On Tue, Dec 11, 2018 at 09:59:27AM -0700, Martin Sebor wrote:
> [*] The change in the patch is obvious enough to me.  All it
> does is accept more of the things that are accepted by GCC 8
> (enums, bools, wchar_t, etc.) and that inadvertently started
> to be rejected as a result of my prior change.   That the rules
> can be made more restrictive is something different.
 
Obvious changes should be obvious to anyone, not just the committer, IMHO.  I
don't think we should make the rules more restrictive; what we have in place
seems to have worked fine and I would have thought it's clear that changing
what the compiler accepts will never be an obvious change, unlike, say, fixing
a test that fails with -m32 because it uses 'unsigned long' instead of size_t.

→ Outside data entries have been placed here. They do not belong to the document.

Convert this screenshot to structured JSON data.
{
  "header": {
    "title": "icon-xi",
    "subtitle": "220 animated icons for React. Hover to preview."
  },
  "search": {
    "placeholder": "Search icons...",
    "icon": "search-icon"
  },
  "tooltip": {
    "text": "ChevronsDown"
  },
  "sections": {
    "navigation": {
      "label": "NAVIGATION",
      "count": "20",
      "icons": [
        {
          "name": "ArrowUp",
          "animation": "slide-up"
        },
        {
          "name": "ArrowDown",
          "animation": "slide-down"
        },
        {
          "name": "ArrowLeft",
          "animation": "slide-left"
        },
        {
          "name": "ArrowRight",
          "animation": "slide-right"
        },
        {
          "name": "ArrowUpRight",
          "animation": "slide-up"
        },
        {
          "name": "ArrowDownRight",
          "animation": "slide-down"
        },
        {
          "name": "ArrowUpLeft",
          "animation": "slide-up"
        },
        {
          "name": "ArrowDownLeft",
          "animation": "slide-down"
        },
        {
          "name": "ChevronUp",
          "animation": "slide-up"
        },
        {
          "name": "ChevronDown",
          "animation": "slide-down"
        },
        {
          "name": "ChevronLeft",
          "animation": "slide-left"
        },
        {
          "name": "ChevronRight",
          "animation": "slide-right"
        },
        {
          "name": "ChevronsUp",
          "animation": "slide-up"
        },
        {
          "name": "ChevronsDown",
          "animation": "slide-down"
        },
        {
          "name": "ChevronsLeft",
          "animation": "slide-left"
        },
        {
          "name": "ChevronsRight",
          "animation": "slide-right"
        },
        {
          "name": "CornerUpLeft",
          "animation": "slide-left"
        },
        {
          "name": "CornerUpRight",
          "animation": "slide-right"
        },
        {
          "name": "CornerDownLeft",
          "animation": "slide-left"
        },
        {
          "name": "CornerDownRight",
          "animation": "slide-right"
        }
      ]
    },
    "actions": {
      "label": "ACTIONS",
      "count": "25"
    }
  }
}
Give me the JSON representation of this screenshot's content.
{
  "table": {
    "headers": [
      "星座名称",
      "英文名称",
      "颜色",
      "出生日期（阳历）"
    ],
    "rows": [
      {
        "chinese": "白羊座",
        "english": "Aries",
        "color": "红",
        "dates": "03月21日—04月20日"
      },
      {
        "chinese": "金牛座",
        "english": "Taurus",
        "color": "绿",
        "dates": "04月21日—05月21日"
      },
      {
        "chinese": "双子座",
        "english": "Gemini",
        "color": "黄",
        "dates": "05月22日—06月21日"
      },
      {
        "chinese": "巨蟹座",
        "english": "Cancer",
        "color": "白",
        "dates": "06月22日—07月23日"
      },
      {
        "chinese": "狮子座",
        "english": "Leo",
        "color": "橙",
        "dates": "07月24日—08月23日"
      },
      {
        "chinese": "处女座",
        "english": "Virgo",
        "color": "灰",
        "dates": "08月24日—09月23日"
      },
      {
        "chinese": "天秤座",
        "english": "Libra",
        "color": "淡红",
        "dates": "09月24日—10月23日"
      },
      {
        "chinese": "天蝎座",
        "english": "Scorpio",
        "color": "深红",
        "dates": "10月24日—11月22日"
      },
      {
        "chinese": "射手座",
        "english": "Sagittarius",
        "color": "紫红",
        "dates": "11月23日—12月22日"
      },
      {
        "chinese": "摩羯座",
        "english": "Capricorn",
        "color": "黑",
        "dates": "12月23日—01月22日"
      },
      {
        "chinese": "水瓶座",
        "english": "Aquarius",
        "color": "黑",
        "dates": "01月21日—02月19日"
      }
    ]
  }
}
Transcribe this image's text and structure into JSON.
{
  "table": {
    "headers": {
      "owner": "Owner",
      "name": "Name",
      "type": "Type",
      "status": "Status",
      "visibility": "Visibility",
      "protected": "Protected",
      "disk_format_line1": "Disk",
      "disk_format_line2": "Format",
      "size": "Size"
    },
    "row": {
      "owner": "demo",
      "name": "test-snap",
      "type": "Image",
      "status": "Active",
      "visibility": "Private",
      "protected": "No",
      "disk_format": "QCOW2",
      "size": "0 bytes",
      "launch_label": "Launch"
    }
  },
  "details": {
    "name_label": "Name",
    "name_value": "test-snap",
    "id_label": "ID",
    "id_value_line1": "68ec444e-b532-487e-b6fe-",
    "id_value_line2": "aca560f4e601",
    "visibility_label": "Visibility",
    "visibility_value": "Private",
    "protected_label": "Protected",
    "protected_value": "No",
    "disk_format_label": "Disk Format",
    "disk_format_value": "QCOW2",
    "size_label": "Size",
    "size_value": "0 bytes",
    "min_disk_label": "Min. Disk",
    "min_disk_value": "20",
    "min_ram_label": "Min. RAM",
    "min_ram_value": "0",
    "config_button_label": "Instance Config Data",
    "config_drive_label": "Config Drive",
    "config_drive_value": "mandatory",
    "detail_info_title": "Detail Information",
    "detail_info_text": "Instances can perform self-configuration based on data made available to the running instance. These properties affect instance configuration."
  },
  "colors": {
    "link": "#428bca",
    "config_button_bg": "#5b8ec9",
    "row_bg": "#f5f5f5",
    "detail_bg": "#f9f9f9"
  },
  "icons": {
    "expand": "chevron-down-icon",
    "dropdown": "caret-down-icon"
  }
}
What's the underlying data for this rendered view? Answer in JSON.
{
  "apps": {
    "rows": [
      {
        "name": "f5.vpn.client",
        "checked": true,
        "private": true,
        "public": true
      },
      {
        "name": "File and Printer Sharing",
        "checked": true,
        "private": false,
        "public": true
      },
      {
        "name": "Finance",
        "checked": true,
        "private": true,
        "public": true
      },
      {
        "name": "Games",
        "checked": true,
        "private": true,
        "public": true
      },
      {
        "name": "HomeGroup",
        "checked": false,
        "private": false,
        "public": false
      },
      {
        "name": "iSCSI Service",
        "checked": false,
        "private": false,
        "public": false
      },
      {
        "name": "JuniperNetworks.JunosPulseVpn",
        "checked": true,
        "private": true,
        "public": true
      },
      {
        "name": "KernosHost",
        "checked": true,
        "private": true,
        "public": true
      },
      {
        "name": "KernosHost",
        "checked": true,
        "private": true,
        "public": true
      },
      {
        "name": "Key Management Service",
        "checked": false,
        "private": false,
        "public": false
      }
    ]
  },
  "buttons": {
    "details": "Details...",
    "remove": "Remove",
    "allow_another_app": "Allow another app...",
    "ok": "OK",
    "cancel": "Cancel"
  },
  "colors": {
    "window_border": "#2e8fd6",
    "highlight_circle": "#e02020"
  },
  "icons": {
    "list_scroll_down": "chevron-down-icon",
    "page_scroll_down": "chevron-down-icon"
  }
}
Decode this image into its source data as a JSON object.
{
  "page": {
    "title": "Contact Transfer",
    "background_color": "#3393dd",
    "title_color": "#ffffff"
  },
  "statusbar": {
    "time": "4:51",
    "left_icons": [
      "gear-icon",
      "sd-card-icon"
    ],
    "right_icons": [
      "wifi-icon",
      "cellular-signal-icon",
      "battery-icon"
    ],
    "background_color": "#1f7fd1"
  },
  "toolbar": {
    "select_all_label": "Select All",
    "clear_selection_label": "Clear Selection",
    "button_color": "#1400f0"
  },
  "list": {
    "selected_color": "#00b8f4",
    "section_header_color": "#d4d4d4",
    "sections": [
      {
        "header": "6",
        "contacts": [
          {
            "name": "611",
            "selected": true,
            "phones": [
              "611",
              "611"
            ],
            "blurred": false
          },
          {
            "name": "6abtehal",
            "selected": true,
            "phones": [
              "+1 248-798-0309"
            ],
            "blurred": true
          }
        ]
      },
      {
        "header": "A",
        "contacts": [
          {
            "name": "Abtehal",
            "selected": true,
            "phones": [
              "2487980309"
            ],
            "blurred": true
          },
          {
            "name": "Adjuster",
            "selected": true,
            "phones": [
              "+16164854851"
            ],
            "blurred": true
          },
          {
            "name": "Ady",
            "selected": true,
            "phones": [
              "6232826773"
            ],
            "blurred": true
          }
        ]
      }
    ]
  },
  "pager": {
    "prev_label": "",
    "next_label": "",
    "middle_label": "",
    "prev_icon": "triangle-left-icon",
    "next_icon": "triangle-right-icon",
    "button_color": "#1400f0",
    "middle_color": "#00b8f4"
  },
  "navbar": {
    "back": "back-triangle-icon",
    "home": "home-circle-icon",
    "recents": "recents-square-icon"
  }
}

> I recently brought up the question of the write w/o approval
> policy on the gcc list:
> 
>   https://gcc.gnu.org/ml/gcc/2018-11/msg00165.html
> 
> looking for clarification.  Except for Jeff's comment (which
> I'm afraid didn't really clarify things), didn't get any.
> 
> You (the maintainers) have put it in place.  If you don't intend
> for the rest of us to make use of it, or if it's not meant to be
> interpreted to give us the freedom to decide what is or isn't
> obvious, then change it. But it's disingenuous to claim that "We
> don't want to get overly restrictive about checkin policies" and
> then chastise people each time they say they might check something
> in on their own.

...or fixing typos in comments and formatting fixes should be obvious, adding
new tests for fixed bugs likely as well, but outlining semantics in a comment
doesn't strike me as obvious at all.  "When in doubt, ask for a review."